The Internet has taught us how problematic reviews are.  In essence, anyone can leave a review on anyone else.  This creates an easy opportunity for unscrupulous competitors or unreasonably disgruntled customers to smear a quality business.  Even Amazon.com had a review scandal.  Reviews are tough.

Angie’s List is helping to change the reviews problem.  By reversing the model, and charging customers for hopefully unbiased information, Angie’s List has made reviews more reliable.  Service providers can’t pay to be on Angie’s List.  Therefore, in theory, the reviews can be trusted.  There is no Angie’s List for Lawyers, however.  There likely never will be for one reason.  In order for a consumer to pay for an Angie’s List membership, the consumer usually wants to feel like they will use the access to reviews more than just once.  However, consumers don’t usually hire lawyers with any regularity.  Someone might create the Angie’s List for Lawyers model at some point and defy my reasoning.  I do not believe it could be profitable, standing alone.

Lawyer

Lawyers have unique problems when it comes to reviews.  Attorney-client relationships are confidential for a reason.  Do you really want to review your DUI lawyer, using your real information?  Former clients often want to keep the relationship confidential.  Even if the client doesn’t care, settlements are often confidential, prohibiting the former client from discussing the matter.

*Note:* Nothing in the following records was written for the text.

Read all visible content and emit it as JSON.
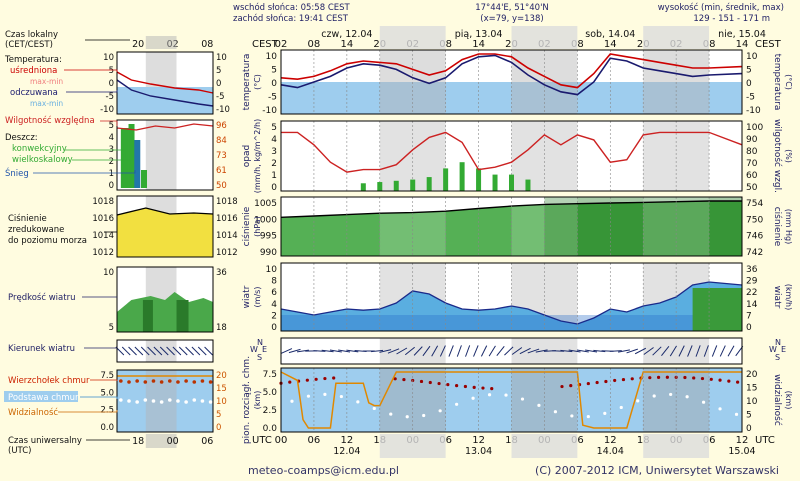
{
  "header": {
    "sunrise": "wschód słońca: 05:58 CEST",
    "sunset": "zachód słońca: 19:41 CEST",
    "coords": "17°44'E, 51°40'N",
    "grid": "(x=79, y=138)",
    "altitude_label": "wysokość (min, średnik, max)",
    "altitude_values": "129 - 151 - 171 m"
  },
  "footer": {
    "email": "meteo-coamps@icm.edu.pl",
    "copyright": "(C) 2007-2012 ICM, Uniwersytet Warszawski"
  },
  "time_axis": {
    "top_label": "CEST",
    "bottom_label": "UTC",
    "top_hour_ticks": [
      "02",
      "08",
      "14",
      "20",
      "02",
      "08",
      "14",
      "20",
      "02",
      "08",
      "14",
      "20",
      "02",
      "08",
      "14"
    ],
    "bottom_hour_ticks": [
      "00",
      "06",
      "12",
      "18",
      "00",
      "06",
      "12",
      "18",
      "00",
      "06",
      "12",
      "18",
      "00",
      "06",
      "12"
    ],
    "day_labels_top": [
      "czw, 12.04",
      "pią, 13.04",
      "sob, 14.04",
      "nie, 15.04"
    ],
    "day_labels_bottom": [
      "12.04",
      "13.04",
      "14.04",
      "15.04"
    ]
  },
  "legend": {
    "local_time": "Czas lokalny",
    "local_time_unit": "(CET/CEST)",
    "local_ticks": [
      "20",
      "02",
      "08"
    ],
    "temperature": "Temperatura:",
    "temp_avg": "uśredniona",
    "temp_maxmin": "max-min",
    "temp_felt": "odczuwana",
    "temp_felt_maxmin": "max-min",
    "humidity": "Wilgotność względna",
    "rain": "Deszcz:",
    "rain_conv": "konwekcyjny",
    "rain_large": "wielkoskalowy",
    "snow": "Śnieg",
    "pressure_l1": "Ciśnienie",
    "pressure_l2": "zredukowane",
    "pressure_l3": "do poziomu morza",
    "wind_speed": "Prędkość wiatru",
    "wind_dir": "Kierunek wiatru",
    "cloud_top": "Wierzchołek chmur",
    "cloud_base": "Podstawa chmur",
    "visibility": "Widzialność",
    "utc_time": "Czas uniwersalny",
    "utc_unit": "(UTC)",
    "utc_ticks": [
      "18",
      "00",
      "06"
    ],
    "temp_ticks": [
      "10",
      "5",
      "0",
      "-5",
      "-10"
    ],
    "hum_ticks": [
      "96",
      "84",
      "73",
      "61",
      "50"
    ],
    "rain_ticks": [
      "5",
      "4",
      "3",
      "2",
      "1",
      "0"
    ],
    "pres_ticks": [
      "1018",
      "1016",
      "1014",
      "1012"
    ],
    "pres_ticks_right": [
      "1018",
      "1016",
      "1014",
      "1012"
    ],
    "wind_ticks": [
      "10",
      "5"
    ],
    "wind_ticks_right": [
      "36",
      "18"
    ],
    "cloud_ticks": [
      "7.5",
      "5.0",
      "2.5",
      "0.0"
    ],
    "vis_ticks": [
      "20",
      "15",
      "10",
      "5",
      "0"
    ]
  },
  "panels": {
    "temp": {
      "ylabel": "temperatura",
      "unit": "(°C)",
      "ylabel_r": "temperatura",
      "unit_r": "(°C)",
      "ticks": [
        "10",
        "5",
        "0",
        "-5",
        "-10"
      ]
    },
    "rain": {
      "ylabel": "opad",
      "unit": "(mm/h, kg/m^2/h)",
      "ylabel_r": "wilgotność wzgl.",
      "unit_r": "(%)",
      "ticks_l": [
        "5",
        "4",
        "3",
        "2",
        "1",
        "0"
      ],
      "ticks_r": [
        "100",
        "90",
        "80",
        "70",
        "60",
        "50"
      ]
    },
    "pres": {
      "ylabel": "ciśnienie",
      "unit": "(hPa)",
      "ylabel_r": "ciśnienie",
      "unit_r": "(mm Hg)",
      "ticks_l": [
        "1005",
        "1000",
        "995",
        "990"
      ],
      "ticks_r": [
        "754",
        "750",
        "746",
        "742"
      ]
    },
    "wind": {
      "ylabel": "wiatr",
      "unit": "(m/s)",
      "ylabel_r": "wiatr",
      "unit_r": "(km/h)",
      "ticks_l": [
        "10",
        "8",
        "6",
        "4",
        "2",
        "0"
      ],
      "ticks_r": [
        "36",
        "29",
        "22",
        "14",
        "7",
        "0"
      ]
    },
    "dir": {
      "compass": "N",
      "compass_e": "E",
      "compass_s": "S",
      "compass_w": "W"
    },
    "cloud": {
      "ylabel": "pion. rozciągł. chm.",
      "unit": "(km)",
      "ylabel_r": "widzialność",
      "unit_r": "(km)",
      "ticks_l": [
        "7.5",
        "5.0",
        "2.5",
        "0.0"
      ],
      "ticks_r": [
        "20",
        "15",
        "10",
        "5",
        "0"
      ]
    }
  },
  "chart_data": [
    {
      "type": "line",
      "title": "temperatura",
      "x_unit": "hours from 12.04 00 UTC",
      "ylim": [
        -10,
        10
      ],
      "x": [
        0,
        3,
        6,
        9,
        12,
        15,
        18,
        21,
        24,
        27,
        30,
        33,
        36,
        39,
        42,
        45,
        48,
        51,
        54,
        57,
        60,
        63,
        66,
        69,
        72,
        75,
        78,
        84
      ],
      "series": [
        {
          "name": "uśredniona",
          "color": "#cc0000",
          "values": [
            1.5,
            1,
            2,
            4,
            6.5,
            7.5,
            7,
            6.5,
            4.5,
            2.5,
            4,
            8,
            10,
            10,
            9,
            5,
            2,
            -1,
            -2,
            3,
            10,
            9,
            8,
            7,
            6,
            5,
            5,
            5.5
          ]
        },
        {
          "name": "odczuwana",
          "color": "#1a1a6e",
          "values": [
            -1,
            -2,
            0,
            2,
            5,
            6.5,
            6,
            4.5,
            1.5,
            -0.5,
            1.5,
            6.5,
            9,
            9.5,
            7,
            2.5,
            -1,
            -3.5,
            -4.5,
            0,
            8.5,
            7.5,
            5,
            4,
            3,
            2,
            2.5,
            3
          ]
        }
      ]
    },
    {
      "type": "bar",
      "title": "opad",
      "x_unit": "hours from 12.04 00 UTC",
      "ylim": [
        0,
        5
      ],
      "x": [
        15,
        18,
        21,
        24,
        27,
        30,
        33,
        36,
        39,
        42,
        45,
        48,
        51,
        54
      ],
      "series": [
        {
          "name": "konwekcyjny",
          "color": "#33aa33",
          "values": [
            0.3,
            0.4,
            0.5,
            0.6,
            0.8,
            1.5,
            2,
            1.5,
            1,
            1,
            0.6,
            0,
            0,
            0
          ]
        }
      ],
      "humidity": {
        "name": "Wilgotność względna",
        "color": "#cc2222",
        "ylim": [
          50,
          100
        ],
        "x": [
          0,
          3,
          6,
          9,
          12,
          15,
          18,
          21,
          24,
          27,
          30,
          33,
          36,
          39,
          42,
          45,
          48,
          51,
          54,
          57,
          60,
          63,
          66,
          69,
          72,
          75,
          78,
          84
        ],
        "values": [
          94,
          94,
          84,
          70,
          62,
          64,
          64,
          68,
          80,
          90,
          94,
          86,
          64,
          66,
          70,
          80,
          92,
          84,
          92,
          88,
          70,
          72,
          92,
          94,
          94,
          94,
          94,
          84
        ]
      }
    },
    {
      "type": "area",
      "title": "ciśnienie",
      "x_unit": "hours from 12.04 00 UTC",
      "ylim": [
        990,
        1005
      ],
      "x": [
        0,
        6,
        12,
        18,
        24,
        30,
        36,
        42,
        48,
        54,
        60,
        66,
        72,
        78,
        84
      ],
      "values": [
        1000.2,
        1000.6,
        1001,
        1001.4,
        1001.6,
        1002,
        1002.8,
        1003.5,
        1004,
        1004.2,
        1004.4,
        1004.6,
        1004.8,
        1005,
        1005
      ]
    },
    {
      "type": "area",
      "title": "wiatr",
      "x_unit": "hours from 12.04 00 UTC",
      "ylim": [
        0,
        10
      ],
      "x": [
        0,
        3,
        6,
        9,
        12,
        15,
        18,
        21,
        24,
        27,
        30,
        33,
        36,
        39,
        42,
        45,
        48,
        51,
        54,
        57,
        60,
        63,
        66,
        69,
        72,
        75,
        78,
        84
      ],
      "values": [
        3,
        2.5,
        2,
        2.5,
        3,
        2.8,
        3,
        4,
        6,
        5.5,
        4,
        3,
        2.8,
        3,
        3.5,
        3,
        2,
        1,
        0.5,
        1.5,
        3,
        2.5,
        3.5,
        4,
        5,
        7,
        7.5,
        7
      ]
    },
    {
      "type": "line",
      "title": "Widzialność",
      "x_unit": "hours from 12.04 00 UTC",
      "ylim": [
        0,
        20
      ],
      "x": [
        0,
        3,
        4,
        5,
        9,
        10,
        12,
        15,
        16,
        17,
        18,
        20,
        21,
        24,
        30,
        36,
        42,
        48,
        54,
        55,
        57,
        60,
        63,
        66,
        72,
        78,
        84
      ],
      "values": [
        20,
        17,
        3,
        0,
        0,
        16,
        16,
        16,
        9,
        8,
        8,
        16,
        20,
        20,
        20,
        20,
        20,
        20,
        20,
        1,
        0,
        0,
        0,
        20,
        20,
        20,
        20
      ]
    }
  ]
}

Furthermore, it’s generally accepted that Internet reviews can be responded to.  After all, how can you allow someone to post whatever they want without a chance for the smeared to respond?  It goes to our notion of a fair fight.  However, if a lawyer responds, have they broken attorney-client privilege?  This question is not rhetorical.  It’s actually a point of debate among the bar.  I don’t think the answer is determined.  Reviews of attorneys have implications other reviews do not have.

Unbiased

As has been said, “unbiased” and Internet reviews are having a tough time co-existing.  It’s too easy for the motivated to leave a review.

Looking at it deeper, are reviews ever unbiased?  What motivates someone to leave a review they have no financial stake in?  Chances are they either developed a friendship with their service provider or they have anger that needs to be worked through in writing.  It’s often on either end of the spectrum.

Problems aside, word of mouth is still the most common way a message spreads.  When a recommendation is given, it’s not unbiased.  It’s loaded, insofar as the recommender wants credit for a good recommendation.  This doesn’t inherently change the quality of the recommendation.  The process of moving from simple conversation to a written review changes the dynamic to some degree, however.

And of course, nothing above addresses another point – your experience is not necessarily going to be my experience.

Statistics

Reviews should not be the primary way service providers should be chosen, unless there are numerous reviews, the reviews can be trusted, and they say largely the same thing.  Reviews should be a complement.  Complement to what, you might ask.  Our answer is statistics.

A lawyer’s statistics are an excellent indicator of what kind of work a lawyer handles.  Stats also speak to how much work is handled, and what kind of results have been achieved in the past.